The phrase para organizarme is a tiny social cushion. It explains why you need the number without accusing anyone of being vague.

Try this the next time a plan gets fuzzy

When you hear an approximation word, identify its target.

Is the speaker blurring the time, number, category, place, manner, or confidence? Once you know that, decide whether the blur changes what you need to do. If it does, ask one calm question. If it does not, let the story breathe.

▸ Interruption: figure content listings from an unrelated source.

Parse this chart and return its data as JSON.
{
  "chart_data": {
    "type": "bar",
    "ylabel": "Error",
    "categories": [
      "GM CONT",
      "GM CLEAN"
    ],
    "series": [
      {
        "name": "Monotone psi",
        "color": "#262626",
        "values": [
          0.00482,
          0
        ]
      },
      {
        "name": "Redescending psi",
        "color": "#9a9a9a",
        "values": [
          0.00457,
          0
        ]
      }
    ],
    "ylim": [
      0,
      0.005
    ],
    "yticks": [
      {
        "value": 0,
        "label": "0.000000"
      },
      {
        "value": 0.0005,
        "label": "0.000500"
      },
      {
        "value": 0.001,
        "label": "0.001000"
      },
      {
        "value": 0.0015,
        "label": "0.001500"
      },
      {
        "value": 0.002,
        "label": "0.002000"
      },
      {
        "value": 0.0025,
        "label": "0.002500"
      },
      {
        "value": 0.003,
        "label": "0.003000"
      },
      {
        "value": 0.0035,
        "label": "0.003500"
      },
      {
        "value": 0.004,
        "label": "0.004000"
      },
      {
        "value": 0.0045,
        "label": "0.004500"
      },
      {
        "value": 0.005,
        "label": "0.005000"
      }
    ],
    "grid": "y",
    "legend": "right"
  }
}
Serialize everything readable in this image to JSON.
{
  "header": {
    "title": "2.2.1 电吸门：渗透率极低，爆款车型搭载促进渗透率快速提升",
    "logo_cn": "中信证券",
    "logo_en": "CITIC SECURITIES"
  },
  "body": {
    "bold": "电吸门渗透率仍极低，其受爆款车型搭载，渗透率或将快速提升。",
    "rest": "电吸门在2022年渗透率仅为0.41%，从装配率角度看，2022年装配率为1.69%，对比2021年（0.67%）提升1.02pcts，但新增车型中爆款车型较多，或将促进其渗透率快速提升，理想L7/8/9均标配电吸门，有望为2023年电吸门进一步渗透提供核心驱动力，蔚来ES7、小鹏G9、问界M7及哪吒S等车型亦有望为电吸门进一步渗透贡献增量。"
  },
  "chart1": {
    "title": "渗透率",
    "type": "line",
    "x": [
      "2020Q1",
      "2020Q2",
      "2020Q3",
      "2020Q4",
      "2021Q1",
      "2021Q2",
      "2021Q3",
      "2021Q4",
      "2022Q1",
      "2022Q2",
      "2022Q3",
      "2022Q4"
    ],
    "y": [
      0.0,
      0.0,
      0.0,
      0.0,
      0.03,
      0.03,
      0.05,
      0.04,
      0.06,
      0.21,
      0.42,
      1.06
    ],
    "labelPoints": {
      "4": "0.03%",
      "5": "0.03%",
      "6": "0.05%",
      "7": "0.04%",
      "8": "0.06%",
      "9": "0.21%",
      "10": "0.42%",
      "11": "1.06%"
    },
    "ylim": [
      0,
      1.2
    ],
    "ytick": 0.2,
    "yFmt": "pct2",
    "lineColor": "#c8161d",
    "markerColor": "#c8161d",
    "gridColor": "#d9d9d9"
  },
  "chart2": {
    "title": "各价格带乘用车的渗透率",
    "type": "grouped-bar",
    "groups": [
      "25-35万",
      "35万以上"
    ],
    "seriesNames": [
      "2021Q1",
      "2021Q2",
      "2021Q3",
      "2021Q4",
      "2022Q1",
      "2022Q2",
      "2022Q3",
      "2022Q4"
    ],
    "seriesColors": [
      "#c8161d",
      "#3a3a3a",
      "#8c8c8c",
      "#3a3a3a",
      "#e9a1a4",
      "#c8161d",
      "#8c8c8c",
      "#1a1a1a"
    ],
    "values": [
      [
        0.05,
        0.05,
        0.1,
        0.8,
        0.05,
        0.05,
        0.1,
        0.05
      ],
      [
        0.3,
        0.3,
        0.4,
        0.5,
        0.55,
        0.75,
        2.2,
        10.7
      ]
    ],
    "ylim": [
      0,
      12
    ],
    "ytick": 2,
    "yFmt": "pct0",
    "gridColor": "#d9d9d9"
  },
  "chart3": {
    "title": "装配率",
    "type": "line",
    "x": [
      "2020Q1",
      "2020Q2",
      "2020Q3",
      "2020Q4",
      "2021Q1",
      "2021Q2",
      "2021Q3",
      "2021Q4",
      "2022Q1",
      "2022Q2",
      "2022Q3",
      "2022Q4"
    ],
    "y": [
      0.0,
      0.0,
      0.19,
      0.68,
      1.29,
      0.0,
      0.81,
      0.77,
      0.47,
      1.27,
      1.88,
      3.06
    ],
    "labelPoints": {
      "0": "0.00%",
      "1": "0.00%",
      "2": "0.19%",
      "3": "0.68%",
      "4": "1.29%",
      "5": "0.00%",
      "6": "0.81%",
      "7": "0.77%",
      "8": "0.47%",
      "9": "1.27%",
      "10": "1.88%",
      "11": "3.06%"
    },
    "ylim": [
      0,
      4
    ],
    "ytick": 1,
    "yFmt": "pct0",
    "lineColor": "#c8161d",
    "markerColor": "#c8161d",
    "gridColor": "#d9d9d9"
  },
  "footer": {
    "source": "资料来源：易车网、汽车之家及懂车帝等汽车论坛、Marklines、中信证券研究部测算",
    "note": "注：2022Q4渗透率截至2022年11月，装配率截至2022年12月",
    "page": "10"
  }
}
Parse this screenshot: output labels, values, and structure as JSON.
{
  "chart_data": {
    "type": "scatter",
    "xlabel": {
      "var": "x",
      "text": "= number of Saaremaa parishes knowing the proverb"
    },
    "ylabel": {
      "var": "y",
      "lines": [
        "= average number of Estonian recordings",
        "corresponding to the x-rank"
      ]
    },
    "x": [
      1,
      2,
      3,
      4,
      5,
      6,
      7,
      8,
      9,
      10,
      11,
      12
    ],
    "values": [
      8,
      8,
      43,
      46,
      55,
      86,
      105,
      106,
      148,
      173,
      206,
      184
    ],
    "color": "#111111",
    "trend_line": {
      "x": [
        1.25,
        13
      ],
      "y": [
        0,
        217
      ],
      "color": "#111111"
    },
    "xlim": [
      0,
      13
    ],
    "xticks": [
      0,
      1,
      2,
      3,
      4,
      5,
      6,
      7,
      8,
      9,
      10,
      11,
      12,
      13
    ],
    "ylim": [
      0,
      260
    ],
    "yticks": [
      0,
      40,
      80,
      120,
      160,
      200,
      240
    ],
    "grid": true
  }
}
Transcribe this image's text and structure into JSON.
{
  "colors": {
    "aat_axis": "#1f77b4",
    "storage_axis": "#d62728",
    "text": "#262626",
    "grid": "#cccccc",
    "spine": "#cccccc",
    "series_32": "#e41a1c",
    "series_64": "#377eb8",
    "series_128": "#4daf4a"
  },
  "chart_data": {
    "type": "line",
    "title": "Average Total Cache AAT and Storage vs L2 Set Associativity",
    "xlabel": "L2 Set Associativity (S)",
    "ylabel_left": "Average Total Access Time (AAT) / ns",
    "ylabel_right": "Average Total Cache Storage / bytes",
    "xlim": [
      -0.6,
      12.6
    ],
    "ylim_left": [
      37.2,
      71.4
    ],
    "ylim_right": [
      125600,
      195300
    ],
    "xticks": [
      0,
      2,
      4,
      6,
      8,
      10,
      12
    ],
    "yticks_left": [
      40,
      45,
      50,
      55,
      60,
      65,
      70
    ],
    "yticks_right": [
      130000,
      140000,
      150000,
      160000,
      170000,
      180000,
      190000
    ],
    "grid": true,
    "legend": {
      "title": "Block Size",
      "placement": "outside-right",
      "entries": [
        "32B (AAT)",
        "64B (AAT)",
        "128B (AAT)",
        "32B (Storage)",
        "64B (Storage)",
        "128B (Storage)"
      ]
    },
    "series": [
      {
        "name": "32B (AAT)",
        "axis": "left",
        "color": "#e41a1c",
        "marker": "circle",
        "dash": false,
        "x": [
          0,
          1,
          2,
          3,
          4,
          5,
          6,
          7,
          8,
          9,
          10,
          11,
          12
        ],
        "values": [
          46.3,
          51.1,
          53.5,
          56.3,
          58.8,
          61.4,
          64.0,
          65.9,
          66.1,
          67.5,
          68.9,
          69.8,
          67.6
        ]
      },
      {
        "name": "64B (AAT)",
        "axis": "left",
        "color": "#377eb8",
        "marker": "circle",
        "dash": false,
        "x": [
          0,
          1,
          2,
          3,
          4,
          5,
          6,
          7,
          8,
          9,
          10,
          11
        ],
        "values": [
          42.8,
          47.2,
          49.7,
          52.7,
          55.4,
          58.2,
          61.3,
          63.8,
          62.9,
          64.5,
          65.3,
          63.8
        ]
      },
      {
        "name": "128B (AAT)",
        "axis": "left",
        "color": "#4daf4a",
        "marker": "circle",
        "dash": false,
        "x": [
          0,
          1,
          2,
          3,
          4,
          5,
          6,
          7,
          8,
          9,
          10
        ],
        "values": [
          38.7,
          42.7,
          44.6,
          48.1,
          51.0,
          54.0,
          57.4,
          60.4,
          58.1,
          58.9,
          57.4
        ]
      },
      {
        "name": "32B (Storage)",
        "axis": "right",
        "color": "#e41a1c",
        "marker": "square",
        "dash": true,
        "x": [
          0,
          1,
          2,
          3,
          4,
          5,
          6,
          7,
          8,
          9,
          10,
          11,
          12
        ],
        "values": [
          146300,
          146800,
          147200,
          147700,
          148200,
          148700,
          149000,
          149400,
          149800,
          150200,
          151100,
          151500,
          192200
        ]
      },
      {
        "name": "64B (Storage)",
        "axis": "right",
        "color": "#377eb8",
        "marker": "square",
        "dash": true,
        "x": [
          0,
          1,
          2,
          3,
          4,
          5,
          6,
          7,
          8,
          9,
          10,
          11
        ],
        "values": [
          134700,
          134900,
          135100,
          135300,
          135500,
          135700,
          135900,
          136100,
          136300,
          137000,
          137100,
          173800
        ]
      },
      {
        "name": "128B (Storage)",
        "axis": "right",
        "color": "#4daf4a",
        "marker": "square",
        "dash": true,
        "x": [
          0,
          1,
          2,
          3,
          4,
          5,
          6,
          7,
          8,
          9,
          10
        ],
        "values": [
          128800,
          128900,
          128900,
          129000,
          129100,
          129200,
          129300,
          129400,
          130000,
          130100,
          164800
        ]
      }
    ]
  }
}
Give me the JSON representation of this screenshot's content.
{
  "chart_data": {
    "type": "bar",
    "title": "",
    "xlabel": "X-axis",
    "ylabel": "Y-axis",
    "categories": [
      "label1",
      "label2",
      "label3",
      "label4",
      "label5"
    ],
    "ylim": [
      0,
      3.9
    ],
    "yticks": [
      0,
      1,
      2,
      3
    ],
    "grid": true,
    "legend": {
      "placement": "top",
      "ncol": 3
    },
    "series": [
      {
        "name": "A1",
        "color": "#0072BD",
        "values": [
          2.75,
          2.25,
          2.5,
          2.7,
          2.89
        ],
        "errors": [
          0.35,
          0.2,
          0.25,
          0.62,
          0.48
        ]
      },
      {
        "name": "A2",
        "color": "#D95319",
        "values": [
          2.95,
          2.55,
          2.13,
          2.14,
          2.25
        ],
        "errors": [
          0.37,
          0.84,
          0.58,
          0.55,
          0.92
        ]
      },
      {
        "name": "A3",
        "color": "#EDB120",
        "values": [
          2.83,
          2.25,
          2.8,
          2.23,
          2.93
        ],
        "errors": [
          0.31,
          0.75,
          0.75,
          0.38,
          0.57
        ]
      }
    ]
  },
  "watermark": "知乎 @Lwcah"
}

The useful skill is knowing when “eight-ish” is enough and when it needs to become an actual meeting time. Some parts of a plan can stay pleasantly loose. The part that leaves you standing outside a locked door probably cannot.

Sources

  1. Diccionario de la lengua española, tipo — Real Academia Española.

  2. Diccionario de la lengua española, como — Real Academia Española.

  3. Diccionario de la lengua española, aproximadamente — Real Academia Española.

  4. Diccionario de la lengua española, así — Real Academia Española.

  5. Diccionario de términos clave de ELE, deíxis — Instituto Cervantes.

  6. Diccionario de términos clave de ELE, marcadores del discurso — Instituto Cervantes.

Test yourself

tap an answer.

Quieres decir «unas veinte personas». ¿Qué suena natural?

Te dicen «llego tipo ocho». ¿Cuál es la mejor lectura?

Necesitas saber el rumbo exacto. Te dicen «por ahí». ¿Qué preguntas?

«Era así de grande» necesita normalmente...

Tu amigo responde «más o menos» a «¿cómo estás?». ¿Qué comunica?

Don't sound gringo

Do not force every tipo, como, or por ahí into a precise English equivalent. Ask what detail actually matters: time, place, amount, or confidence.

FAQ

What does tipo mean in Mexican Spanish?

Tipo can mean type or kind, but in conversation it also introduces an example or approximation, similar to like, kind of, or around.

Does como mean approximately?

Yes. Before a number, time, or quantity, como often means about or approximately.

What does por ahí mean in Mexico?

Depending on context, por ahí can mean around there, around that time, roughly that amount, or somewhere along those lines.

Is más o menos negative?

Not always. It can give an approximate range, but as an answer to ¿cómo estás? it may suggest so-so.

Why do Mexicans use así with hand gestures?

Así points to a manner, size, or degree that the shared situation or gesture supplies. Without that context, the phrase may feel incomplete.

How do I clarify an approximate plan?

Ask one practical question such as ¿como a qué hora? or ¿por qué zona? That keeps the tone light while getting the detail you need.

Is vague Mexican Spanish the same as being unreliable?

No. Approximation is normal in casual speech. Reliability comes from whether the person gives useful details and follows through when precision becomes necessary.